Dirke Köpp7. April 2014

Die ruandische Botschafterin in Deutschland, Christine Nkulikiyinka, spricht im DW-Interview über die Aufarbeitung des Genozids in ihrem Land und die Kritik am autoritären Führungsstil von Präsident Paul Kagame.

Christine Nkulikiyinka Ruandas Botschafterin. (Foto: Ruandische Botschaft)
Bild: Embassy of the Republic of Rwanda

DW: Der Genozid in Ruanda hat vor 20 Jahre begonnen. Wo steht Ruanda heute, was die Versöhnung im Land angeht?

Christine Nkulikiyinka: Wir sind auf dem Weg - auch wenn er noch lang ist. Sie können sich vorstellen, dass die Versöhnungsarbeit nach so einem schrecklichen Genozid schwer ist. Aber das Wichtigste ist, dass der politische Wille da ist und dass die politischen Rahmenbedingungen dafür geschaffen werden.

Wie würden Sie diese Rahmenbedingungen beschreiben?

Da ist zum einen die Gerechtigkeit wichtig: dass man weiß, man wird dafür bestraft, wenn man jemanden umbringt. Vor 1994 war der Mord an einem Tutsi so etwas wie ein Bagatelldelikt. Es wurde nicht sonderlich strafrechtlich verfolgt. Zum anderen gibt es Bemühungen um Aufklärung. Wir haben eine Kommission für Versöhnung und Einheit, die sehr viel Arbeit an der Basis macht. Außerdem gibt es verschiedene zivilgesellschaftliche Organisationen und Institutionen, deren tägliche Arbeit es ist, Opfer und Täter zusammenzubringen.

Eine der Rahmenbedingungen ist, dass man nicht mehr in ethnischen Identitäten denken soll.

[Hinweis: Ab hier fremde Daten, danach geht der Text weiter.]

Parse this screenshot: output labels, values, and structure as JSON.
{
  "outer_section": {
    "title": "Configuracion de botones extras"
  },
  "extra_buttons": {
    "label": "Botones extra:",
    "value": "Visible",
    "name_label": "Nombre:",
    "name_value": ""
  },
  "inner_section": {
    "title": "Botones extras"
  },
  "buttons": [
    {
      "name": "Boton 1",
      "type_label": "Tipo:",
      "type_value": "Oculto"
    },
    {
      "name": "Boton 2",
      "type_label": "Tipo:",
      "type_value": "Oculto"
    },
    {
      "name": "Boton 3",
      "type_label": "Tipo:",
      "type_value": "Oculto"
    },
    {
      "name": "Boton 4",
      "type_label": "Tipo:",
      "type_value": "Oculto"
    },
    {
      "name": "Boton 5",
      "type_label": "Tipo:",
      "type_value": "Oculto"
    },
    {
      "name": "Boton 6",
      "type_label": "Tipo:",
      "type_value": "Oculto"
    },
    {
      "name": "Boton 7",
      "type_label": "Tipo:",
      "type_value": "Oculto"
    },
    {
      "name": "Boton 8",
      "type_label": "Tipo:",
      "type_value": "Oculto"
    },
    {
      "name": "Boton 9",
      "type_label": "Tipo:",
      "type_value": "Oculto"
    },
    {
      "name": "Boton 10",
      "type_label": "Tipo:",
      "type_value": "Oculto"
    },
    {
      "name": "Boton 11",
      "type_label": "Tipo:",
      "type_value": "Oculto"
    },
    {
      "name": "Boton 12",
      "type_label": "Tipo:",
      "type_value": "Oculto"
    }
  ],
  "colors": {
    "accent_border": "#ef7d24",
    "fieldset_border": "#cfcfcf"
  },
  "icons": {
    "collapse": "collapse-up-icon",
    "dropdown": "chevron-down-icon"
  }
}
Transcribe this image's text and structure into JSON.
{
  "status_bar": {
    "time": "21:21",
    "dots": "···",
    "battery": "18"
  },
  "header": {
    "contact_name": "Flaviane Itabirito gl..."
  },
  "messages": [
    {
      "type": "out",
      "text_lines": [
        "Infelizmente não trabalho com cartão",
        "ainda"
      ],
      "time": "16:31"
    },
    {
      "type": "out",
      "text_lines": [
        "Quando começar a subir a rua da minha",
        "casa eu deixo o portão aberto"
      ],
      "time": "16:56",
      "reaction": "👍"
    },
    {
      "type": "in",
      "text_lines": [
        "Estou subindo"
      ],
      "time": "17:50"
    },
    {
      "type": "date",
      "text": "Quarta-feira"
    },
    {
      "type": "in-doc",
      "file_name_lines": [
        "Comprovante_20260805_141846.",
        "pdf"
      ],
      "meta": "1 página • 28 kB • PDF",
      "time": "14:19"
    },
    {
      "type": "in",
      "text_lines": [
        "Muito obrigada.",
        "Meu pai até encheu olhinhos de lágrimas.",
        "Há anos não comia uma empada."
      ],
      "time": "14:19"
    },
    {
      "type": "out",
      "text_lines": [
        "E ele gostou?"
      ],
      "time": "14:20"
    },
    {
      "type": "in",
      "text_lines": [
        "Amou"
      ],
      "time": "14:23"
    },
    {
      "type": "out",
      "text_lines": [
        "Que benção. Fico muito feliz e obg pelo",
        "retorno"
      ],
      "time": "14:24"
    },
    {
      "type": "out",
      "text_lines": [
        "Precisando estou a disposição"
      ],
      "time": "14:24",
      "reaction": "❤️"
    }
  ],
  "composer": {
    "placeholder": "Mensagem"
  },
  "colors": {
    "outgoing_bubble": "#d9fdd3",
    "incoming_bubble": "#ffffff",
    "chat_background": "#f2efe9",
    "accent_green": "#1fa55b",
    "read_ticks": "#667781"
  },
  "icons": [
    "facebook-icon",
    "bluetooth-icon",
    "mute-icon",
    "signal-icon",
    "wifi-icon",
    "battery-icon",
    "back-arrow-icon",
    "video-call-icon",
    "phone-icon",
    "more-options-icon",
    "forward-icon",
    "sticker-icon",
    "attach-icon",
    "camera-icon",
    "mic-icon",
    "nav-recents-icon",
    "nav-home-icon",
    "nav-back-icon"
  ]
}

Das so zu sagen, ist schwierig: Man kann den Leuten nicht vorschreiben, wie sie zu denken haben. Die Botschaft ist: Egal ob man sich wie ein Hutu oder Tutsi fühlt, ist das kein Grund, jemanden anderen zu bevorzugen oder zu benachteiligen oder gar umzubringen. Wir sind alle Ruander, wir sind alle Menschen, und alle Menschen haben die gleichen Rechte.

Dennoch gibt es immer noch Menschen, die sich auf ihre Hutu-Identität berufen, zum Beispiel die Mitglieder der Miliz FDLR, die im Ost-Kongo aktiv ist. Die kongolesische Armee und die UN-Stabilisierungsmission für den Kongo (MONUSCO) haben vor kurzem angefangen, die FDLR-Milizen zu bekämpfen. Wer entwaffnet ist, soll nach Ruanda repatriiert werden.

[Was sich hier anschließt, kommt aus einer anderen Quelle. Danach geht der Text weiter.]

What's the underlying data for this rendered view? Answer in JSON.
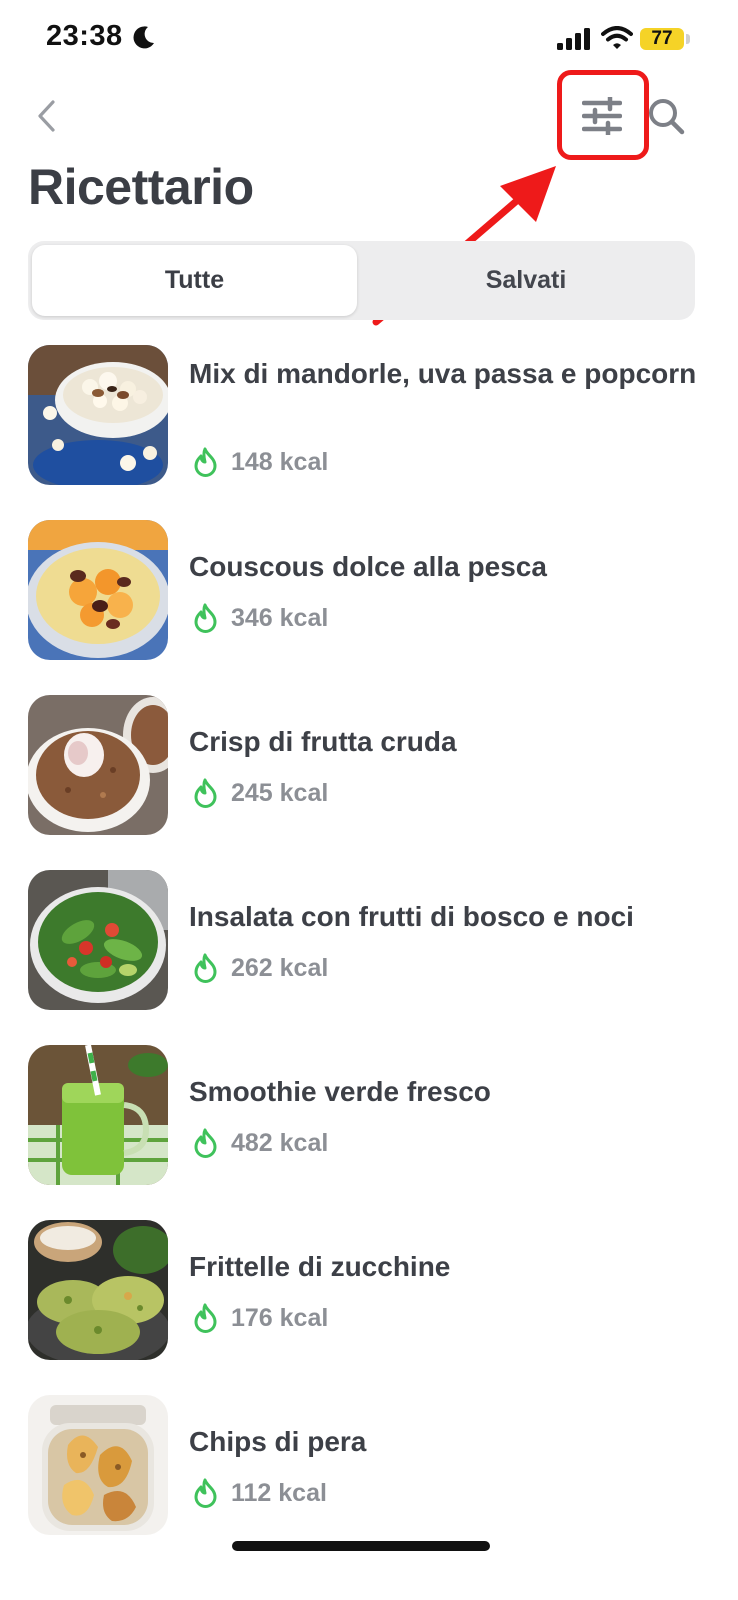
{
  "status_bar": {
    "time": "23:38",
    "battery": "77",
    "icons": [
      "moon-icon",
      "signal-icon",
      "wifi-icon",
      "battery-icon"
    ]
  },
  "header": {
    "back_icon": "chevron-left-icon",
    "filter_icon": "sliders-icon",
    "search_icon": "search-icon",
    "title": "Ricettario"
  },
  "tabs": [
    {
      "label": "Tutte",
      "active": true
    },
    {
      "label": "Salvati",
      "active": false
    }
  ],
  "recipes": [
    {
      "name": "Mix di mandorle, uva passa e popcorn",
      "kcal": "148 kcal"
    },
    {
      "name": "Couscous dolce alla pesca",
      "kcal": "346 kcal"
    },
    {
      "name": "Crisp di frutta cruda",
      "kcal": "245 kcal"
    },
    {
      "name": "Insalata con frutti di bosco e noci",
      "kcal": "262 kcal"
    },
    {
      "name": "Smoothie verde fresco",
      "kcal": "482 kcal"
    },
    {
      "name": "Frittelle di zucchine",
      "kcal": "176 kcal"
    },
    {
      "name": "Chips di pera",
      "kcal": "112 kcal"
    }
  ],
  "colors": {
    "accent_green": "#3fc25b",
    "highlight_red": "#ee1a1a",
    "battery_yellow": "#f5d327"
  }
}
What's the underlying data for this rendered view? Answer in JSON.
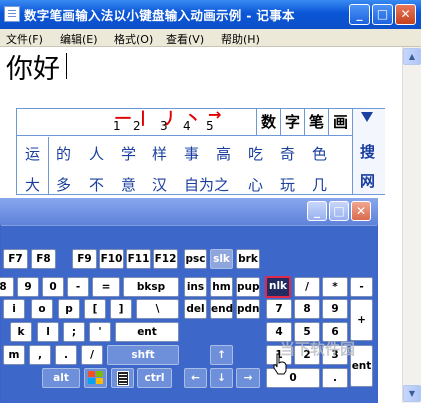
{
  "window": {
    "title": "数字笔画输入法以小键盘输入动画示例 - 记事本",
    "min_label": "_",
    "max_label": "□",
    "close_label": "✕"
  },
  "menu": [
    {
      "label": "文件(F)"
    },
    {
      "label": "编辑(E)"
    },
    {
      "label": "格式(O)"
    },
    {
      "label": "查看(V)"
    },
    {
      "label": "帮助(H)"
    }
  ],
  "editor": {
    "text": "你好"
  },
  "ime": {
    "strokes": [
      {
        "symbol": "一",
        "num": "1"
      },
      {
        "symbol": "丨",
        "num": "2"
      },
      {
        "symbol": "丿",
        "num": "3"
      },
      {
        "symbol": "丶",
        "num": "4"
      },
      {
        "symbol": "→",
        "num": "5"
      }
    ],
    "modes": [
      "数",
      "字",
      "笔",
      "画"
    ],
    "row2": [
      "运",
      "的",
      "人",
      "学",
      "样",
      "事",
      "高",
      "吃",
      "奇",
      "色"
    ],
    "row3": [
      "大",
      "多",
      "不",
      "意",
      "汉",
      "自为之",
      "心",
      "玩",
      "几"
    ],
    "side": {
      "search": "搜",
      "net": "网"
    }
  },
  "keyboard": {
    "win_min": "_",
    "win_max": "□",
    "win_close": "✕",
    "keys": {
      "r1": [
        "F7",
        "F8",
        "F9",
        "F10",
        "F11",
        "F12",
        "psc",
        "slk",
        "brk"
      ],
      "r2": [
        "8",
        "9",
        "0",
        "-",
        "=",
        "bksp",
        "ins",
        "hm",
        "pup",
        "nlk",
        "/",
        "*",
        "-"
      ],
      "r3": [
        "i",
        "o",
        "p",
        "[",
        "]",
        "\\",
        "del",
        "end",
        "pdn",
        "7",
        "8",
        "9",
        "+"
      ],
      "r4": [
        "k",
        "l",
        ";",
        "'",
        "ent",
        "4",
        "5",
        "6"
      ],
      "r5": [
        "m",
        ",",
        ".",
        "/",
        "shft",
        "↑",
        "1",
        "2",
        "3",
        "ent"
      ],
      "r6": [
        "alt",
        "ctrl",
        "←",
        "↓",
        "→",
        "0",
        "."
      ]
    },
    "selected_key": "nlk"
  },
  "watermark": "当下软件园"
}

Wir haben selbst im Laufe der Jahre viele Kämpfer der FDLR in Ruanda aufgenommen. Allerdings muss man an ihrer Ideologie arbeiten. Man muss ihnen die Chance geben, in die heutige ruandische Gesellschaft integriert zu werden. Aber man muss ihnen erklären, wie das mit der Identität in Ruanda heute ist, wie wir fühlen, denken und uns identifizieren. Wenn sie das akzeptieren, können sie problemlos als Ruander in die Gesellschaft aufgenommen werden.

Präsident Paul Kagame wird oft ein autoritärer Führungsstil vorgeworfen. Glauben Sie, dass er nötig ist, um eben diese Rahmenbedingungen zu schaffen?

Ja. Ich gebe dazu gerne das Beispiel einer Schulklasse: Wenn der Lehrer nicht autoritär genug ist, wenn er die Klasse nicht "unter Kontrolle" hat, kann er keinen Unterricht machen. Ich kenne diese Kritik, aber ich denke, man muss sehen, woher dieses Land kommt: Was für eine Vergangenheit hat es? Welche Mammut-Aufgaben? Was für eine Kultur? Wie denken die Menschen, wie ticken die Menschen? Und die Menschen ticken eben ganz anders als die Deutschen oder Amerikaner. Das muss man berücksichtigen und verstehen, bevor man kritisiert.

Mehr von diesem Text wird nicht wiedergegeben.